Ким прошла на кухню и открыла буфет. «Слава Богу, — подумала она, увидев бутылку итальянского соуса для спагетти. — Надеюсь, Тони любит итальянские блюда».
Ким немного помедлила, вспомнив, сколько раз они с матерью ужинали на этой кухне вдвоем. Жизнь матери сложилась совсем не так, как она мечтала. Она выросла в большой семье, полной любви и тепла, где все неизменно собирались вместе за обеденным столом. Поэтому жизнь с человеком, который уходил рано утром и возвращался поздней ночью, казалась ей пустой и одинокой.
Ким вылила соус на сковородку и напомнила себе, что у нее совсем другая ситуация, чем у матери. Она не замужем за Тони, а просто получает удовольствие от его общества. Он интересный, талантливый мужчина и нравится ей, несмотря на свою профессию. И довольно об этом.
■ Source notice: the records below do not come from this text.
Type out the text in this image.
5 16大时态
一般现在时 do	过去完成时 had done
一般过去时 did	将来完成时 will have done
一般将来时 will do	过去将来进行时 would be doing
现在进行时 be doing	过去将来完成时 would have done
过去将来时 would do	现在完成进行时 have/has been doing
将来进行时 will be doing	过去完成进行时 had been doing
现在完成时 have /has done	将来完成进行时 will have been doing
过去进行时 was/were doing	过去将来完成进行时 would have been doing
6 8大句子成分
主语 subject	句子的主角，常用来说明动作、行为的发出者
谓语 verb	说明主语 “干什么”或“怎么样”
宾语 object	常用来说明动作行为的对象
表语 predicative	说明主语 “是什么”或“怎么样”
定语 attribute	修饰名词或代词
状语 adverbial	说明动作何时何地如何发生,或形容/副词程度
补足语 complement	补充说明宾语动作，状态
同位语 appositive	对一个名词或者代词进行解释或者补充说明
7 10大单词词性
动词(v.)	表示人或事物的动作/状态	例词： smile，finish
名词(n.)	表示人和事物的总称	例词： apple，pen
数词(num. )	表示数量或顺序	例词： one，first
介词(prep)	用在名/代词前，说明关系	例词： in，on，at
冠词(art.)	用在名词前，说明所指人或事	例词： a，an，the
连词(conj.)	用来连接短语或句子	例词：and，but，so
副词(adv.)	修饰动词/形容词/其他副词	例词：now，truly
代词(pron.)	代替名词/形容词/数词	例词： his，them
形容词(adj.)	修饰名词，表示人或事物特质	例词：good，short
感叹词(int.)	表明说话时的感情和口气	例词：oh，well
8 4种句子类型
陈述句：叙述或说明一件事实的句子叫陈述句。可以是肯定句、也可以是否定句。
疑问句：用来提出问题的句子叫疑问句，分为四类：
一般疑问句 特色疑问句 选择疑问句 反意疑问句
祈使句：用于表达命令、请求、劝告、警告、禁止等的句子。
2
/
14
Она занялась ужином и к тому времени, как зазвонил дверной звонок, еда была уже готова, а в камине уютно потрескивали поленья.
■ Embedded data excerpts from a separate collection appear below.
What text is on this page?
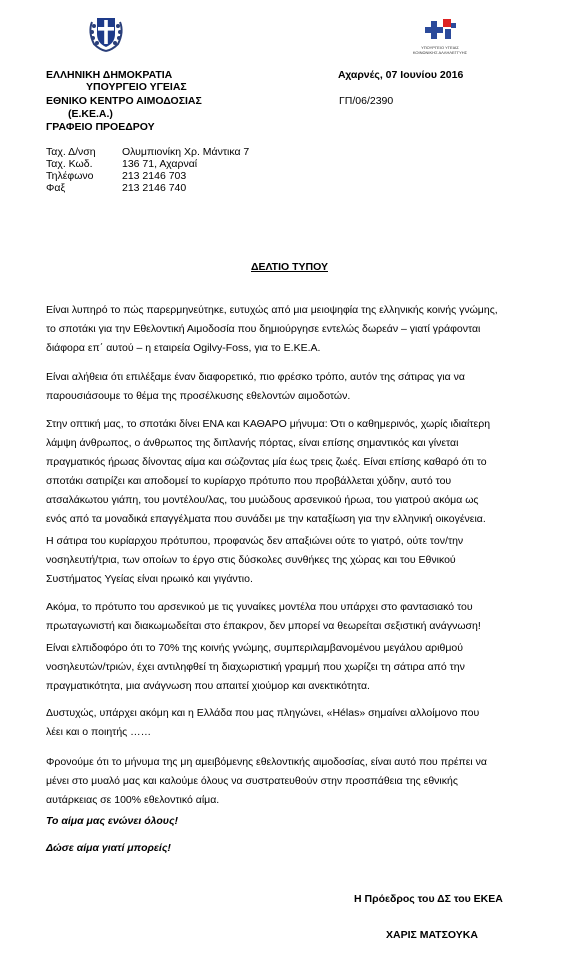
ΥΠΟΥΡΓΕΙΟ ΥΓΕΙΑΣ
ΚΟΙΝΩΝΙΚΗΣ ΑΛΛΗΛΕΓΓΥΗΣ
ΕΛΛΗΝΙΚΗ ΔΗΜΟΚΡΑΤΙΑ
ΥΠΟΥΡΓΕΙΟ ΥΓΕΙΑΣ
ΕΘΝΙΚΟ ΚΕΝΤΡΟ ΑΙΜΟΔΟΣΙΑΣ
(Ε.ΚΕ.Α.)
ΓΡΑΦΕΙΟ ΠΡΟΕΔΡΟΥ
Αχαρνές, 07 Ιουνίου 2016
ΓΠ/06/2390
Ταχ. Δ/νση	Ολυμπιονίκη Χρ. Μάντικα 7
Ταχ. Κωδ.	136 71, Αχαρναί
Τηλέφωνο	213 2146 703
Φαξ	213 2146 740
ΔΕΛΤΙΟ ΤΥΠΟΥ
Είναι λυπηρό το πώς παρερμηνεύτηκε, ευτυχώς από μια μειοψηφία της ελληνικής κοινής γνώμης,
το σποτάκι για την Εθελοντική Αιμοδοσία που δημιούργησε εντελώς δωρεάν – γιατί γράφονται
διάφορα επ΄ αυτού – η εταιρεία Ogilvy-Foss, για το Ε.ΚΕ.Α.
Είναι αλήθεια ότι επιλέξαμε έναν διαφορετικό, πιο φρέσκο τρόπο, αυτόν της σάτιρας για να
παρουσιάσουμε το θέμα της προσέλκυσης εθελοντών αιμοδοτών.
Στην οπτική μας, το σποτάκι δίνει ΕΝΑ και ΚΑΘΑΡΟ μήνυμα: Ότι ο καθημερινός, χωρίς ιδιαίτερη
λάμψη άνθρωπος, ο άνθρωπος της διπλανής πόρτας, είναι επίσης σημαντικός και γίνεται
πραγματικός ήρωας δίνοντας αίμα και σώζοντας μία έως τρεις ζωές. Είναι επίσης καθαρό ότι το
σποτάκι σατιρίζει και αποδομεί το κυρίαρχο πρότυπο που προβάλλεται χύδην, αυτό του
ατσαλάκωτου γιάπη, του μοντέλου/λας, του μυώδους αρσενικού ήρωα, του γιατρού ακόμα ως
ενός από τα μοναδικά επαγγέλματα που συνάδει με την καταξίωση για την ελληνική οικογένεια.
Η σάτιρα του κυρίαρχου πρότυπου, προφανώς δεν απαξιώνει ούτε το γιατρό, ούτε τον/την
νοσηλευτή/τρια, των οποίων το έργο στις δύσκολες συνθήκες της χώρας και του Εθνικού
Συστήματος Υγείας είναι ηρωικό και γιγάντιο.
Ακόμα, το πρότυπο του αρσενικού με τις γυναίκες μοντέλα που υπάρχει στο φαντασιακό του
πρωταγωνιστή και διακωμωδείται στο έπακρον, δεν μπορεί να θεωρείται σεξιστική ανάγνωση!
Είναι ελπιδοφόρο ότι το 70% της κοινής γνώμης, συμπεριλαμβανομένου μεγάλου αριθμού
νοσηλευτών/τριών, έχει αντιληφθεί τη διαχωριστική γραμμή που χωρίζει τη σάτιρα από την
πραγματικότητα, μια ανάγνωση που απαιτεί χιούμορ και ανεκτικότητα.
Δυστυχώς, υπάρχει ακόμη και η Ελλάδα που μας πληγώνει, «Hélas» σημαίνει αλλοίμονο που
λέει και ο ποιητής ……
Φρονούμε ότι το μήνυμα της μη αμειβόμενης εθελοντικής αιμοδοσίας, είναι αυτό που πρέπει να
μένει στο μυαλό μας και καλούμε όλους να συστρατευθούν στην προσπάθεια της εθνικής
αυτάρκειας σε 100% εθελοντικό αίμα.
Το αίμα μας ενώνει όλους!
Δώσε αίμα γιατί μπορείς!
Η Πρόεδρος του ΔΣ του ΕΚΕΑ
ΧΑΡΙΣ ΜΑΤΣΟΥΚΑ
Ким открыла дверь, сгорая от желания увидеть Тони.
Он стоял на крыльце, его атлетическая фигура четко вырисовывалась в лунном свете. На нем были пальто, свитер с высоким воротником, джинсы и кроссовки. В руках он держал букет цветов.
— Привет, — сказал он, наклоняясь, чтобы поцеловать ее. — Это тебе. — И вручил ей цветы.
— Спасибо. — Ким взяла букет в руки и восхищенно разглядывала его. Сначала пальто, теперь цветы. Ей следует быть начеку с этим парнем.
Она посмотрела на него. Ее осторожность моментально улетучилась, когда она увидела его лицо — бледное, усталое, с воспаленными глазами. Ким испугалась, что он сейчас упадет от изнеможения.
— Извини, что опоздал.
— Что случилось? — спросила она, втаскивая его в дом.
— Тяжелый день.
— В каком смысле? — Она начала снимать с него пальто.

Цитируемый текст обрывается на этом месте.